Analysts predict that the combination of the U.S. mortgage market crisis, which deepens in urgency and depth each day, with Bush's endorsement means FHA reform will pass soon.

Under existing rules, loans that exceed $362,000 are not FHA eligible. This has effectively eliminated the program along the East and West Coasts where house prices are higher. The program also required borrowers to make a substantial down payment. Up until now, many borrowers who normally would have sought an FHA loan have been turning to subprime lenders, who offered more flexible terms, 100% financing and quicker turnaround. The FHA share of new mortgages slipped from 9.1 percent to just 1.8 percent between 1996 and the end of 2006, according to Inside Mortgage Finance.

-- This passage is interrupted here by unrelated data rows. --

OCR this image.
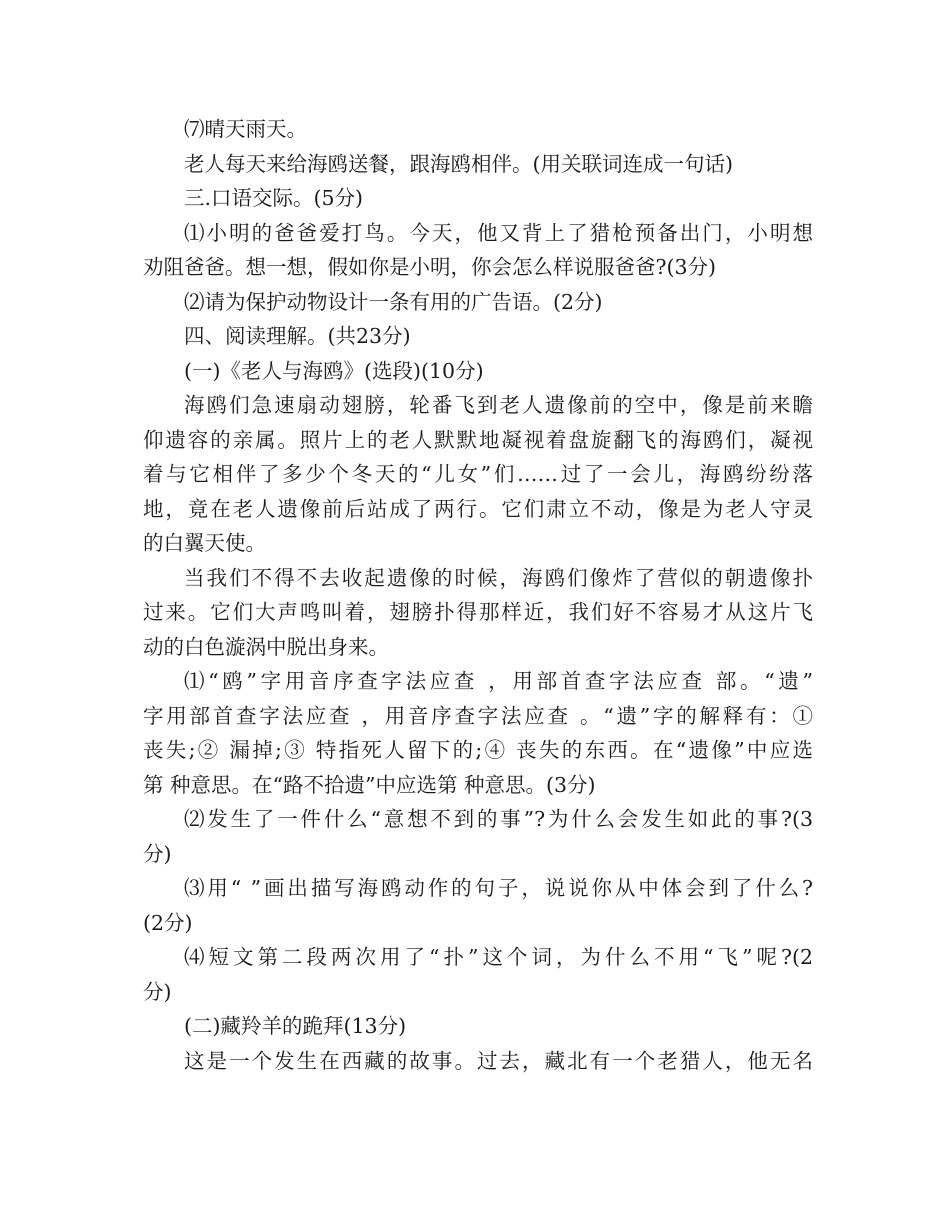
⑺晴天雨天。
老人每天来给海鸥送餐，跟海鸥相伴。(用关联词连成一句话)
三.口语交际。(5分)
⑴小明的爸爸爱打鸟。今天，他又背上了猎枪预备出门，小明想
劝阻爸爸。想一想，假如你是小明，你会怎么样说服爸爸?(3分)
⑵请为保护动物设计一条有用的广告语。(2分)
四、阅读理解。(共23分)
(一)《老人与海鸥》(选段)(10分)
海鸥们急速扇动翅膀，轮番飞到老人遗像前的空中，像是前来瞻
仰遗容的亲属。照片上的老人默默地凝视着盘旋翻飞的海鸥们，凝视
着与它相伴了多少个冬天的“儿女”们……过了一会儿，海鸥纷纷落
地，竟在老人遗像前后站成了两行。它们肃立不动，像是为老人守灵
的白翼天使。
当我们不得不去收起遗像的时候，海鸥们像炸了营似的朝遗像扑
过来。它们大声鸣叫着，翅膀扑得那样近，我们好不容易才从这片飞
动的白色漩涡中脱出身来。
⑴“鸥”字用音序查字法应查 ，用部首查字法应查 部。“遗”
字用部首查字法应查 ，用音序查字法应查 。“遗”字的解释有：①
丧失;② 漏掉;③ 特指死人留下的;④ 丧失的东西。在“遗像”中应选
第 种意思。在“路不拾遗”中应选第 种意思。(3分)
⑵发生了一件什么“意想不到的事”?为什么会发生如此的事?(3
分)
⑶用“ ”画出描写海鸥动作的句子，说说你从中体会到了什么?
(2分)
⑷短文第二段两次用了“扑”这个词，为什么不用“飞”呢?(2
分)
(二)藏羚羊的跪拜(13分)
这是一个发生在西藏的故事。过去，藏北有一个老猎人，他无名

The proposed reform would lower the down-payment requirements and raise the limit on the size of loans that FHA can insure, from $362,000 in states with high home prices to $417,000. The FHA program aims to help some subprime or high-risk borrowers faced with increasing intersest rates on adjustable-rate mortgages. By insuring loans, FHA makes its mortgages more affordable for borrowers and less risky for lenders.

Bush was careful to point out that the reform should not bail out speculators, lenders who made bad loans or those who purchased homes without the ability to pay for them. Assuming borrowers can meet the loan limit, there are then five criteria for FHASecure eligibility:

1.    A history of on-time mortgage payments before the borrower's ARM teaser        rates expired and loans reset;

2.    Interest rates must have or will reset between June 2005 and December        2009;

3.    Three percent cash or equity in the home;

   A sustained history of employment; and

5.    Sufficient income to make the mortgage payment.

The Federal Housing Administration was created during the 1930s Depression to help borrowers win favorable loan terms, guaranteeing mortgage payments to lenders. The FHA caters especially to first-time home buyers, minorities and low to moderate income families.